The hardware is a MIDI cable. The MIDI cable looks like a 5-pin cable, but it is not an ordinary 5-pin cable. It is specially grounded and shielded for efficient data transmission, critical for music interpretation. It is an asynch serial x, with baud rate 31.25 kbaud. This is not a speed that can be created by the PC; hence, the PC controlling MIDI instruments must be fitted with a MIDI card. This sound card creates the special 31.25-baud rate. The interface is 10 bits - 1 start bit, 8 data bits, and 1 stop bit. These move at 320 microseconds per serial byte, in a current loop of 5 mA. The MIDI cable's stated maximum length is 50 feet, but for optimal data transmission, 20 feet is the effective maximum. Most MIDI cables are 5 or 10 feet.

A MIDI enabled instrument has three MIDI ports - the MIDI in (listen and perform the commands), and MIDI out (as a musician plays the instrument, the MIDI out contains the MIDI command file describing the music played). The MIDI thru simply passes the command file to the next MIDI instrument in the chain.

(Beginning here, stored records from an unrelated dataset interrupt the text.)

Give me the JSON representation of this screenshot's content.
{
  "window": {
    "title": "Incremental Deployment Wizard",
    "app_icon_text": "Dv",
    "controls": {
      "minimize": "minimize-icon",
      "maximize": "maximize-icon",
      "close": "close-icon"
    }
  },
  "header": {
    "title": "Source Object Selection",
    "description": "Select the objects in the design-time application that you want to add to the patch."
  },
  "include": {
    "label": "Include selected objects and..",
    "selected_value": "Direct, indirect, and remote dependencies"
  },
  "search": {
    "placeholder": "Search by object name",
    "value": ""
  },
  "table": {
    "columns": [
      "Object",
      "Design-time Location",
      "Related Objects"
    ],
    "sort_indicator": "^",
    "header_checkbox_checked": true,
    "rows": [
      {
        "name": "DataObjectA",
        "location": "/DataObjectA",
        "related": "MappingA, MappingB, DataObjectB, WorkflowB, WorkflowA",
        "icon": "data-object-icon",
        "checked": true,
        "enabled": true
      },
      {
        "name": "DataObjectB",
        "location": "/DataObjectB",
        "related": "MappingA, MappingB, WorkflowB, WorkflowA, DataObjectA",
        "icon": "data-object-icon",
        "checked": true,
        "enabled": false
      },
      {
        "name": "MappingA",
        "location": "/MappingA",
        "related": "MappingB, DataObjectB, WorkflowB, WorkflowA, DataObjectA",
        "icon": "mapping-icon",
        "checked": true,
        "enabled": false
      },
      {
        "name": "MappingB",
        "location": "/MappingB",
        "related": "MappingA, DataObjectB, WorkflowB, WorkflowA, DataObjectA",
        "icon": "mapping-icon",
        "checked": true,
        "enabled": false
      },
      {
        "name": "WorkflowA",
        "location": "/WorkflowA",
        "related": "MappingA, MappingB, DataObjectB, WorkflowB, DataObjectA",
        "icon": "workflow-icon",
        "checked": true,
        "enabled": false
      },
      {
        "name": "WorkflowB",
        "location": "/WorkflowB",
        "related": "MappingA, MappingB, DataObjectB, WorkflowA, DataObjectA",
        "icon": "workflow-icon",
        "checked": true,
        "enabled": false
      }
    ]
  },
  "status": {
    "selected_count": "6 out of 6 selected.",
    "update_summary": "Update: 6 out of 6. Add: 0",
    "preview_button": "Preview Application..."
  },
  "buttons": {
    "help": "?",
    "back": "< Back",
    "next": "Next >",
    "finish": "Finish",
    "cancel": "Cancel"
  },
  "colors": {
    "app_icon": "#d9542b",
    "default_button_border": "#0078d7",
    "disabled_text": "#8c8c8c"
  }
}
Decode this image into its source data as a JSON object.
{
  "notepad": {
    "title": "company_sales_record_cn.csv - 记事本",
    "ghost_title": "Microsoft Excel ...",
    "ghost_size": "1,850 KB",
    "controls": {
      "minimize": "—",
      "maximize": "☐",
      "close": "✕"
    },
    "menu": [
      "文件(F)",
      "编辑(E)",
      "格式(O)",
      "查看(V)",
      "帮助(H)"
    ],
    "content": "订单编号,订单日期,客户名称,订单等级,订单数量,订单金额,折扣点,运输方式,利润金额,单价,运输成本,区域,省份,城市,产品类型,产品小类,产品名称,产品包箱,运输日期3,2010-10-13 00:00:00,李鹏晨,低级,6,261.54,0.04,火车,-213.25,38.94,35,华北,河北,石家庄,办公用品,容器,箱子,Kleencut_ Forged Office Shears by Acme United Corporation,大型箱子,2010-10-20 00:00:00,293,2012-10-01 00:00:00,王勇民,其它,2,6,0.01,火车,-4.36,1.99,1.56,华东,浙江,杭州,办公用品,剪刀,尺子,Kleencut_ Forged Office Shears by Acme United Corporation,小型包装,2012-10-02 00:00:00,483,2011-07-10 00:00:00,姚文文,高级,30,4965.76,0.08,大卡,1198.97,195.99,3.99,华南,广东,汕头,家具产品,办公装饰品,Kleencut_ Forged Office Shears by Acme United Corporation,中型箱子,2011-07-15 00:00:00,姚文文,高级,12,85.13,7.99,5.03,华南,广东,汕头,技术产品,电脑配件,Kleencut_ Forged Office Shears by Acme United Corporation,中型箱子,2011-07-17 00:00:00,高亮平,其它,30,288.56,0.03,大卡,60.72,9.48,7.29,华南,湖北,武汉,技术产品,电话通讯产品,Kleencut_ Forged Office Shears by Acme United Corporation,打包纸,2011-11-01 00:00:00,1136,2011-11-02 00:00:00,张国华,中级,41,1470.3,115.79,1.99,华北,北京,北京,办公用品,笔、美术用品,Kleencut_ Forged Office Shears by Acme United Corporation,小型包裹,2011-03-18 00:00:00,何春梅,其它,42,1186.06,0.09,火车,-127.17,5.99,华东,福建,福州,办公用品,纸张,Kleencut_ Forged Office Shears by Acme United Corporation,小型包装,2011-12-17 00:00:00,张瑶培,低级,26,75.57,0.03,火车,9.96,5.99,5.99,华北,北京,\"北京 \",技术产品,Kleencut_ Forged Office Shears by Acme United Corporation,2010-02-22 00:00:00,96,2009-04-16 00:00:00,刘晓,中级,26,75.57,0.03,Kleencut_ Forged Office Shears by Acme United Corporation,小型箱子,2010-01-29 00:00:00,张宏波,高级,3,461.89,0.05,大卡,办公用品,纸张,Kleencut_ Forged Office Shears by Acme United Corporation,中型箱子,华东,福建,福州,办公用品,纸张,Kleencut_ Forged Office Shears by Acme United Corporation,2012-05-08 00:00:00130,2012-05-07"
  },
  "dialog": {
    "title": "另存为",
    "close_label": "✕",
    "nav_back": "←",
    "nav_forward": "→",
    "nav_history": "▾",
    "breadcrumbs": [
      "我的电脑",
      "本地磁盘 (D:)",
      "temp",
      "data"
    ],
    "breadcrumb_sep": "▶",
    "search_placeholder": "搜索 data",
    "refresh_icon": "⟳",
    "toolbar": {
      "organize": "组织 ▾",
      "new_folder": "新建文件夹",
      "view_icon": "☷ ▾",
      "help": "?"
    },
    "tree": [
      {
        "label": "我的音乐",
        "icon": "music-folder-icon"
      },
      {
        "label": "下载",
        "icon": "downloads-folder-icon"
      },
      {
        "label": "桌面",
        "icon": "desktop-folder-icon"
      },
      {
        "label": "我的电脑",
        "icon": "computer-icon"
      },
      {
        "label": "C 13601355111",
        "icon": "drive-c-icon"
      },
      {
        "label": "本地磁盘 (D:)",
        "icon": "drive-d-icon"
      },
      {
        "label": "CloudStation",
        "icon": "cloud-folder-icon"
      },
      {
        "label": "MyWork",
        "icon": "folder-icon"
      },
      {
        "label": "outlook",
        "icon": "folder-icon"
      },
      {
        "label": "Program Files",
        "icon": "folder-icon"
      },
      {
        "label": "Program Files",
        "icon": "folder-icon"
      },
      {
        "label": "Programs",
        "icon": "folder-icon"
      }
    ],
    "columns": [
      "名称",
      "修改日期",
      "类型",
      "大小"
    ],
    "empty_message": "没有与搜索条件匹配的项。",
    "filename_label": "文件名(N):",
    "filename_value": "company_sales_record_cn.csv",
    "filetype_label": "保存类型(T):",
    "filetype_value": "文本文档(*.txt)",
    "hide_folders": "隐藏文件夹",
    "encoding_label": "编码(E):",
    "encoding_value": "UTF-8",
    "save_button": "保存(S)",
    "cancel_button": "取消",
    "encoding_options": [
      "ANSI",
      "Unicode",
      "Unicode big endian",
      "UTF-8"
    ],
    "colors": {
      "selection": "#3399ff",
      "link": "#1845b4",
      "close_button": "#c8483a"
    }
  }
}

Even though the individual cables themselves are limited length, any number of MIDI devices can be chained together to produce a virtually unlimited length chain. A 'virtual orchestra' chain is 16 MIDI synthesizers chained together and driven by a PC playing a MIDI software command file, or sequence.

This software file is a set of MIDI commands, that when transmitted to a MIDI controlled instrument, instruct it how to make sound. This contrasts to a .wav file, which is created first by a tape recording of the sounds and then an electronic description of these sounds. MIDI is commands, not sound descriptions. In MIDI, in a series of 8 bit bytes, the musical instrument can be told when to start and stop a note, which note to play, and how loud or varying in loudness to play the note.

The MIDI command starts with a status byte. The status byte tells which function to perform (such as note on or note off) and which MIDI channel should perform the function. There are 16 MIDI channels. Each synthesizer receiving the commands is tuned to a different channel. The signal transmitted through the MIDI cable can contain commands for all 16 channels. Each instrument 'listens' for commands for its own channel only and ignores all the other channels' instructions. That is how in a MIDI chain of different instruments, each sound producer plays only its own part of the music.

Following the status byte will be one or two bytes relevant to the function in the status byte. For example, Note on will be followed by a pitch byte and a velocity byte which controls loudness.

MIDI will also allow the musician to specify the type of sound - such as concert grand piano, flute, and various percussions. This assumes the synthesizer to be played can support the various sounds described. To standardize the various instrument manufacturers and allow a MIDI file to be played on virtually any of the modern new synthesizers, GM or General MIDI was developed as an extension or superset of the basic MIDI. For example, in GM, drums are channel 10. The sound types are defined by a series of "patch lists". For example, patch 0 is always a grand piano sound in GM MIDI command files and music instruments.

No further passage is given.